Password-by-number

THE YEAR OF PKI (public key infrastructure) has come and gone. Smartcards and biometrics have not caught on as anticipated. So, after all the hype, discussion, and technological advances, passwords are still the main method of authentication.

At a minimum, many users have passwords for network logon, e-mail, third-party applications, Intranet access, and remote access. Outside of work there are a multitude of Web site passwords for online banking, brokerages, health care, 401K accounts, and personal e-mail. Administrators have the heaviest burden — swamped with powerful passwords from a variety of systems, including Windows domain admin, Unix/Linux root accounts, and “enable secret” on Cisco gear.

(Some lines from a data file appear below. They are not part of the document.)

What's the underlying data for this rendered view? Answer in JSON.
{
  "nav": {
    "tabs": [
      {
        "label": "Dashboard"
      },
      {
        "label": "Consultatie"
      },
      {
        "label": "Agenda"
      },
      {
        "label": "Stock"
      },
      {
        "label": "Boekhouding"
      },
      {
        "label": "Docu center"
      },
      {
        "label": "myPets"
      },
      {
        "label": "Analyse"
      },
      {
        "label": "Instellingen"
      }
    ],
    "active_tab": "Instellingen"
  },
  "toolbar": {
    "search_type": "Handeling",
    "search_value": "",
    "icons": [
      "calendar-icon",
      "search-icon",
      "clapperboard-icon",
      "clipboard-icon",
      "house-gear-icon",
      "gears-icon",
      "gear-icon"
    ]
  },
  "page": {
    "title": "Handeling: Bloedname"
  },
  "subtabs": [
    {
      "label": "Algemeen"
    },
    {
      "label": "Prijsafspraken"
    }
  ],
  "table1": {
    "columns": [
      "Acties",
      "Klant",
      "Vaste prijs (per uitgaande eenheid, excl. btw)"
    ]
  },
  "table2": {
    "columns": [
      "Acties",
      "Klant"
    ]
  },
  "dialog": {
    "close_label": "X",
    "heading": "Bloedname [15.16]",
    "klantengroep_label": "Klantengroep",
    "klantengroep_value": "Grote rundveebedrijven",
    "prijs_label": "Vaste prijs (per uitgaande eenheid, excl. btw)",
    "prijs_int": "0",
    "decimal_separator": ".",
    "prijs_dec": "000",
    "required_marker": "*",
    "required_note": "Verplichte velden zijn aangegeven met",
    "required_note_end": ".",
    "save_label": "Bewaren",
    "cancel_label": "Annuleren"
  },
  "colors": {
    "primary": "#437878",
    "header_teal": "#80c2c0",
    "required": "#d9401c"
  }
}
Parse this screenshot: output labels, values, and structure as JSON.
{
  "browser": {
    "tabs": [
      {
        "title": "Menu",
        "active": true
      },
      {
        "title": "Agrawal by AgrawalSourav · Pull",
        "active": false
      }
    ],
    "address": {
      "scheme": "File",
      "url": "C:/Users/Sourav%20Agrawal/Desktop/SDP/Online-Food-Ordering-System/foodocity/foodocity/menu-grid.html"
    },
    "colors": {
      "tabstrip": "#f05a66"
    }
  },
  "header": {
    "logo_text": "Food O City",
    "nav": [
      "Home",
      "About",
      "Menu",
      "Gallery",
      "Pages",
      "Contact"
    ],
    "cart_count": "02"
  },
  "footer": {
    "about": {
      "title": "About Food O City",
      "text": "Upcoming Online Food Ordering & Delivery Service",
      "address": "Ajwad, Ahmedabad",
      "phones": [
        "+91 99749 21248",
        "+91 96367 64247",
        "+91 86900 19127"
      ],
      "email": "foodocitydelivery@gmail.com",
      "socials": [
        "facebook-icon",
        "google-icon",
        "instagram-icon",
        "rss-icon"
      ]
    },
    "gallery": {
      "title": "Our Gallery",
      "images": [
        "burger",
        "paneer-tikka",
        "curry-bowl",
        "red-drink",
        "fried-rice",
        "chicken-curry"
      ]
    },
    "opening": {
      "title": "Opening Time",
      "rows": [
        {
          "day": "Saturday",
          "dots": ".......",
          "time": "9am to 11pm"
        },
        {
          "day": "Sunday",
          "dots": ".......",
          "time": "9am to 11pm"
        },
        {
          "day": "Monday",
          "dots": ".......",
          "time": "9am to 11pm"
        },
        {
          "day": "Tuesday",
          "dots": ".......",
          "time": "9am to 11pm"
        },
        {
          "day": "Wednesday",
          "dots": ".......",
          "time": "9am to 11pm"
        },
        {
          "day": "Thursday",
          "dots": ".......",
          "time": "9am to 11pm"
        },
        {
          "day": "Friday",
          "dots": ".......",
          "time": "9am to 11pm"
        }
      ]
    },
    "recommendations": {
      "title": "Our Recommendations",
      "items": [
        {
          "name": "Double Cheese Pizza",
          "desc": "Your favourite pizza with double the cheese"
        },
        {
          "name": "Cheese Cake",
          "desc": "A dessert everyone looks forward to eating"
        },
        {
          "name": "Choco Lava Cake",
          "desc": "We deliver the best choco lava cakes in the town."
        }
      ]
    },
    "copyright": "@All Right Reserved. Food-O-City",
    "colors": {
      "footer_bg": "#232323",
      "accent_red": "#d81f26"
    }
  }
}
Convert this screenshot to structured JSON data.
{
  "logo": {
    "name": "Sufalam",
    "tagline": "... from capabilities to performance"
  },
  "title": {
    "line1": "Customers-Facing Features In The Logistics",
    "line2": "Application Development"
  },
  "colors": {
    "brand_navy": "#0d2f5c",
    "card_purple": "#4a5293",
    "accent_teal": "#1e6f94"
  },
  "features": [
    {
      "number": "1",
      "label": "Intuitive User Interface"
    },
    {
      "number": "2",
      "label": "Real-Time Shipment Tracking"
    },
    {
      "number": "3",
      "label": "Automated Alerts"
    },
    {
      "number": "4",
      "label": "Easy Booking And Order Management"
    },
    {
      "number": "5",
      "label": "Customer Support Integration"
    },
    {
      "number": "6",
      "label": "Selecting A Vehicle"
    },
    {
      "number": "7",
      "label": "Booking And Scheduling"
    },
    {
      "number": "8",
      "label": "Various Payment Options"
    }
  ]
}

If all of these accounts follow password best practices — which usually means a unique password at least seven characters long combining upper and lowercase letters, numbers, and special characters — how do you remember them all without writing them down? The most likely answer is: You don’t. Many people use the same password for all accounts and just create a minor variation when forced to change their password, such as changing a number in the password by an increment of one.

What about those administrators? The passwords they control are the keys to the kingdom, so what protections should be taken? The ultimate goal here is to select strong passwords that cannot be easily guessed or cracked, but can still be remembered by the administrator after a month or more of nonuse.

Reaching this goal is a lot harder than it sounds. One common approach is keeping a record of administrator passwords in a PGP-encrypted file. This way, the administrator passwords can be very complex but the administrator only needs to remember a single passphrase to access the encrypted file.

Another common method is to use a PDA to store administrator passwords. There are many applications to encrypt data on a Palm or Pocket PC device, such as Developer One’s CodeWallet Pro or Certicom’s movianCrypt. As with the PGP scenario, a passphrase is required for data access.

One of the best solutions I have seen is storing encrypted password data on a token, such as Rainbow Technologies’ iKey or Dallas Semiconductor’s iButton, which also need a separate passphrase to access the data. Some companies have even gone as far as developing their own secured database for password storage.

But all of these solutions still have one problem: They keep all the passwords in one place, so security must be very tight. The passphrase used to access the encrypted data must be very strong, not easy to guess, and resist fast cracking by a brute force attack. If you want to get really tricky, you can also break the encryption key into pieces and require several people to be present to decrypt the “password” file, similar to how root CA keys are protected.

Dealing with passwords is an ongoing battle. How does your organization approach this issue?